Question

Determine the function $f : R^2->R$ satisies

$\frac{\partial f}{\partial x}(x,y)=2xy$  and $\frac{\partial f}{\partial y}(x,y)=x^2+2y$

Answer 1

solution 

we have $\frac{\partial f}{\partial x}(x,y)=2xy$   (1) and $\frac{\partial f}{\partial y}(x,y)=x^2+2y$   (2)

From (2) do integral both sides respected to $y _1$ , and it became :

$\int \frac{\partial f}{\partial y}(x,y)=\int(x^2+2y)dy <=>f(x,y)=x^2y+y^2+c(x)$  (3)

from (3) , do derivative both side respected to $x_1$

$=> \frac{\partial f}{\partial y}(x,y)=2xy+c'(x)$   (4)
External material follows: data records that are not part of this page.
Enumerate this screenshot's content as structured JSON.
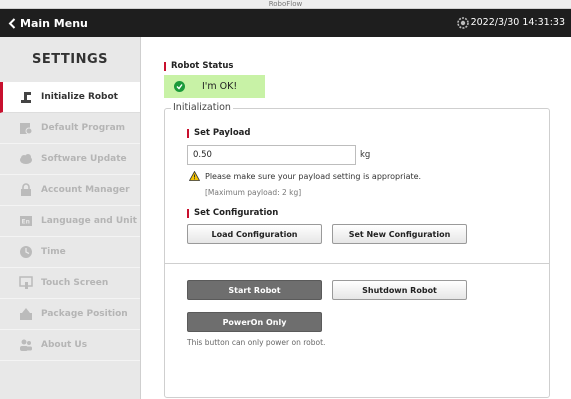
{
  "window": {
    "title": "RoboFlow"
  },
  "topbar": {
    "back_label": "Main Menu",
    "datetime": "2022/3/30 14:31:33"
  },
  "sidebar": {
    "title": "SETTINGS",
    "items": [
      {
        "label": "Initialize Robot",
        "icon": "robot-arm-icon",
        "active": true
      },
      {
        "label": "Default Program",
        "icon": "program-file-icon"
      },
      {
        "label": "Software Update",
        "icon": "cloud-upload-icon"
      },
      {
        "label": "Account Manager",
        "icon": "lock-icon"
      },
      {
        "label": "Language and Unit",
        "icon": "language-icon"
      },
      {
        "label": "Time",
        "icon": "clock-icon"
      },
      {
        "label": "Touch Screen",
        "icon": "touch-screen-icon"
      },
      {
        "label": "Package Position",
        "icon": "package-icon"
      },
      {
        "label": "About Us",
        "icon": "users-icon"
      }
    ]
  },
  "robot_status": {
    "heading": "Robot Status",
    "status_text": "I'm OK!"
  },
  "initialization": {
    "legend": "Initialization",
    "set_payload": {
      "heading": "Set Payload",
      "value": "0.50",
      "unit": "kg",
      "warning": "Please make sure your payload setting is appropriate.",
      "hint": "[Maximum payload: 2 kg]"
    },
    "set_configuration": {
      "heading": "Set Configuration",
      "load_label": "Load Configuration",
      "new_label": "Set New Configuration"
    },
    "start_label": "Start Robot",
    "shutdown_label": "Shutdown Robot",
    "poweron_label": "PowerOn Only",
    "poweron_note": "This button can only power on robot."
  },
  "colors": {
    "accent": "#c8102e",
    "status_ok_bg": "#c8f2a6",
    "topbar_bg": "#1e1e1e",
    "dark_button": "#6e6e6e"
  }
}
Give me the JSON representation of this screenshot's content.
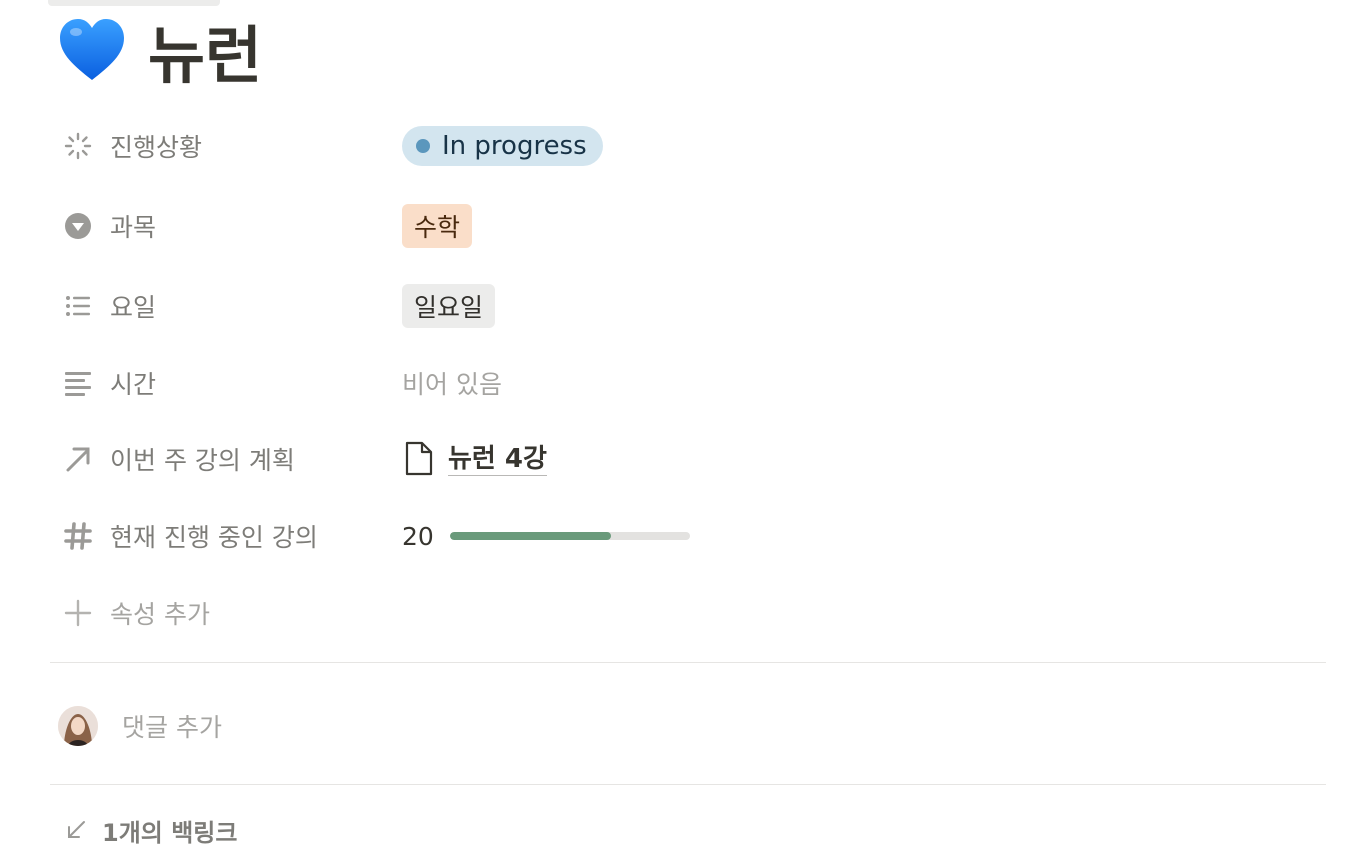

From (1) and (2) , we obtained as following :

$2xy=2xy+c'(x)=>c'(x)=0=>c(x)=k, k\in R$

Then the function f from (3) become $f(x,y)=x^2y+y^2+k,k\in R$

verified: We have $f(x,y)=x^2y+y^2+k,k\in R$

$(*)\frac{\partial f}{\partial x}(x,y)=2xy$              $(*)\frac{\partial f}{\partial y}(x,y)=x^2+2y$

answer 

Thus, $\frac{\partial f}{\partial x}(x,y)=2xy$ and $\frac{\partial f}{\partial y}(x,y)=x^2+2y$